For the period of April to September 2012, the firm reported a net loss of £5 million, a marked improvement from the £523 million loss during the same period last year.
In July, 3i announced plans for cutting 160 staff – more than a third of the firm’s workforce – and closing or reducing the size of 11 offices. Many of the cuts were focused on Asia, as chief executive Simon Burrows found fault with both China and India as investment sites. According to the firm, the Hong Kong and Shanghai offices have been closed, and Beijing, Singapore and Mumbai have had their staff reduced, completing the Asia restructuring.
3i's half-year report also showed that net debt decreased slightly to £493 million (€612 million; $782 million) from £531 million last year.
The net portfolio return shows a profit of £109 million (€135 million; $173 million) in the six months to September 2012, an improvement from the loss of £385 million last year.
“We are now well into the first phase of restructuring at 3i and we are on track to meet the cost and debt reduction targets for this financial year-end,” Burrows said in the statement.

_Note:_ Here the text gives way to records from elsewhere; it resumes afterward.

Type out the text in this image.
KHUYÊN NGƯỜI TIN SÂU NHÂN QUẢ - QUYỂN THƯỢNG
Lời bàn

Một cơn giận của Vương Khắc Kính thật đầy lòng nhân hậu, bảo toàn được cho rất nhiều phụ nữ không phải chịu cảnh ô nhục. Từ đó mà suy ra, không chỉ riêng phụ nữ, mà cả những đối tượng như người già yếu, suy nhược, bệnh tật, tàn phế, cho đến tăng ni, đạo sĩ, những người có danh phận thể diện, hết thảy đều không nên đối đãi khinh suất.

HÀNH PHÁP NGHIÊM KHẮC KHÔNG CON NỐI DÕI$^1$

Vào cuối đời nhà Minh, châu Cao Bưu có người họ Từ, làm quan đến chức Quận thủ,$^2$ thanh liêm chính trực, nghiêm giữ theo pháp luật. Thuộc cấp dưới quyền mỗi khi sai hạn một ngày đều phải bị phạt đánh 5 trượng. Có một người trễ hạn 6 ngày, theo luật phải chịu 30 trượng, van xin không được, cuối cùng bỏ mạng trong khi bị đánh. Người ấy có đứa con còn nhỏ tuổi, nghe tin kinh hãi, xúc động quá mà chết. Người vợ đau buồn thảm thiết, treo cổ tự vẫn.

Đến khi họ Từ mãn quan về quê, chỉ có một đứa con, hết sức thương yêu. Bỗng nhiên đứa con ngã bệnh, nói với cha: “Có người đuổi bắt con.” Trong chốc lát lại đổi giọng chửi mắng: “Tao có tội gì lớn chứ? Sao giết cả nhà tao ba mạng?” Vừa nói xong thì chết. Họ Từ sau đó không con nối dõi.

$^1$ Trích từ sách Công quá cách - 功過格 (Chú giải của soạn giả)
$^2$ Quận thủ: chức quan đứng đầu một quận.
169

In Asia, the firm’s private equity portfolio value decreased to £336 million from £382 million last year, and the firm's investments in Asia have decreased to £6 million from £12 million last year.
Since announcing the cuts, 3i has made no new investments in the Asia-Pacific region, but continues to manage its current portfolio out of its Mumbai, Beijing and Singapore offices, a firm spokeswoman told PE Asia.